By Patrick Lowry
Hays Daily News
April 6, 2016
Not every community in Kansas is fortunate or large enough to have its own hospital. Some exist primarily because of local taxpayer support while others barely hang on as decreasing Medicare reimbursements take their toll.
Mercy Hospital in Independence shut its doors last fall, leaving the southeast Kansas community without a hospital for the first time in more than 100 years. Mercy was the 56th rural hospital nationwide to close in the past five years. Voters in Sheridan County just yesterday shot down a proposal to fund a $16.9 million renovation of the Hoxie facility.
In short, no city or town should take its medical center for granted. With state and national policy decisions having dramatic effects on healthcare facilities, not every hospital can be assured of its continued existence.
Residents of Hays are blessed not to have to worry about such trends. Having one of the state’s strongest regional hospitals providing quality care and serving as the city’s top employer, HaysMed is here to stay. The hospital, which had more than 300,000 clinic and outpatient visits last year and generated more than half-a-billion dollars in total patient revenue, is going strong.
The medical center is celebrating its 25th anniversary this Friday. To fete its silver milestone, HaysMed will have a come-and-go celebration from 11 a.m. to 1:30 p.m. that the public is encouraged to attend.
There is a lot to celebrate. In 1991, St. Anthony Hospital and Hadley Regional Medical Center were merged to provide one unified option for patients.
“The merger combined two great hospital cultures that facilitated growth in all areas of health care,” said Ken Beran, HaysMed board member and past chairman, in an interview with The Hays Daily News.
Since then, the facility has done nothing but grow — both in size and scope of services offered. Licensed to have 207 beds, the Hays campus features several well-reputed centers of excellence. Amongst others, the DeBakey Heart Institute, Dreiling/Schmidt Cancer Institute, Center for Health Improvement and Hays Orthopedic serve patients from throughout western Kansas and beyond. HaysMed has its Convenient Care Clinic — currently operating at the Oak Park Medical Complex — as well as the St. Rose Health Center in Great Bend and Pawnee Valley Community Hospital in Larned.

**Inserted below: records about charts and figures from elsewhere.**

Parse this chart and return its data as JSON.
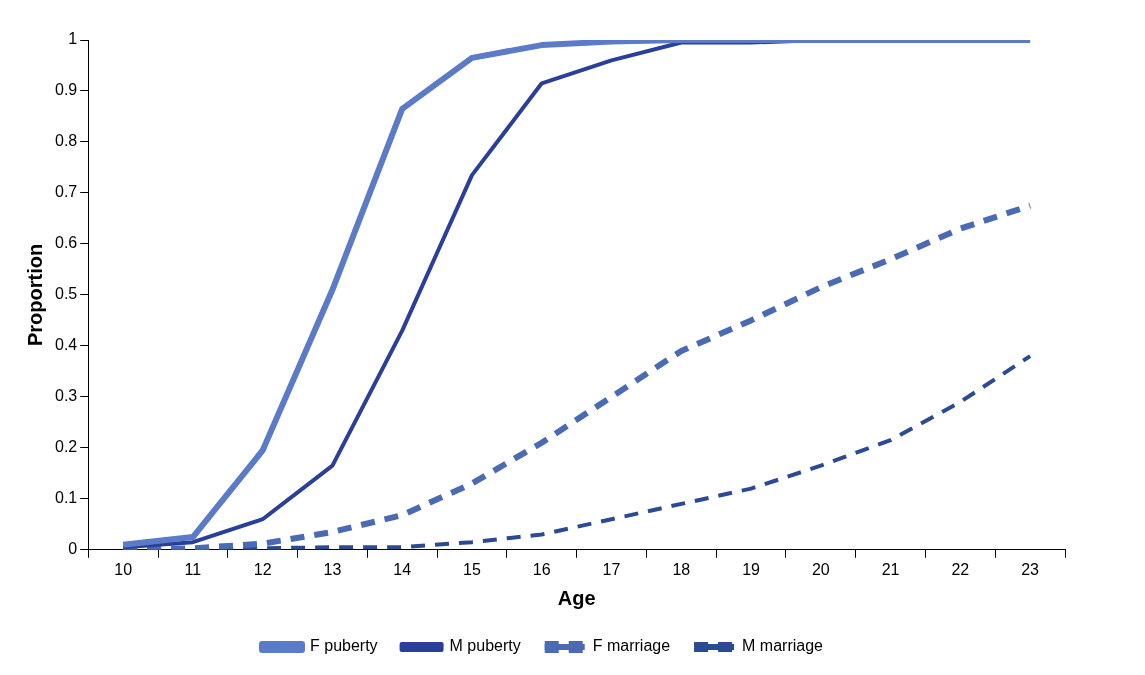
{
  "chart_data": {
    "type": "line",
    "xlabel": "Age",
    "ylabel": "Proportion",
    "categories": [
      "10",
      "11",
      "12",
      "13",
      "14",
      "15",
      "16",
      "17",
      "18",
      "19",
      "20",
      "21",
      "22",
      "23"
    ],
    "series": [
      {
        "name": "F puberty",
        "color": "#5b7bc8",
        "line_style": "solid",
        "values": [
          0.01,
          0.025,
          0.195,
          0.51,
          0.865,
          0.965,
          0.99,
          0.997,
          1,
          1,
          1,
          1,
          1,
          1
        ]
      },
      {
        "name": "M puberty",
        "color": "#2a3f9a",
        "line_style": "solid",
        "values": [
          0.005,
          0.015,
          0.06,
          0.165,
          0.43,
          0.735,
          0.915,
          0.96,
          0.995,
          0.995,
          1,
          1,
          1,
          1
        ]
      },
      {
        "name": "F marriage",
        "color": "#4a6ab4",
        "line_style": "dashed",
        "values": [
          0,
          0.003,
          0.012,
          0.035,
          0.068,
          0.13,
          0.21,
          0.3,
          0.39,
          0.45,
          0.515,
          0.57,
          0.63,
          0.675
        ]
      },
      {
        "name": "M marriage",
        "color": "#2a4a94",
        "line_style": "dashed",
        "values": [
          0,
          0,
          0.003,
          0.005,
          0.005,
          0.015,
          0.03,
          0.06,
          0.09,
          0.12,
          0.165,
          0.215,
          0.29,
          0.38
        ]
      }
    ],
    "ylim": [
      0,
      1
    ],
    "yticks": [
      0,
      0.1,
      0.2,
      0.3,
      0.4,
      0.5,
      0.6,
      0.7,
      0.8,
      0.9,
      1
    ],
    "grid": false,
    "legend": "bottom",
    "marker": "none"
  }
}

HaysMed is one of the region’s top economic drivers. With 1,544 employees system-wide, payroll for the past fiscal year alone was $80.5 million. Looking at just the Hays center, approximately $90 million has been invested in new construction and renovations since the merger. Add in capital purchases of specialized equipment and that number jumps to $150 million.

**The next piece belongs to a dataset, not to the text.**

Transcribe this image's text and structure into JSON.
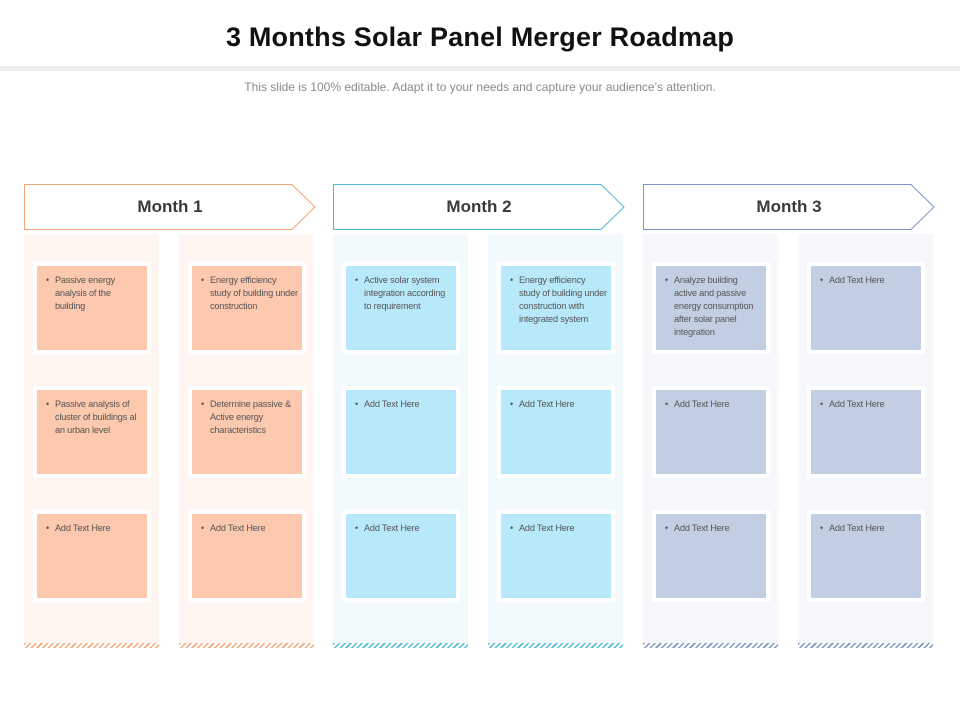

Investment extends to highly qualified specialists as well. HaysMed has 80 physicians and more than 100 advanced practice providers to help people be healthy.
“We are absolutely continuing every day to understand this dynamic industry we’re in and make bold and innovative decisions going forward,” said Dr. John Jeter, HaysMed president and chief executive officer.
We are grateful this hospital is committed to making Hays and the surrounding area a better place in which to live. HaysMed continues to earn its keep 24/7. Community members who wish to acknowledge the significant contributions this medical facility has made for 25 years should attend the celebration Friday. Visitors are encouraged to park in the lot on the southeast side of the hospital. T-shirts, box lunches and a walk around the fitness trail will follow the opening remarks.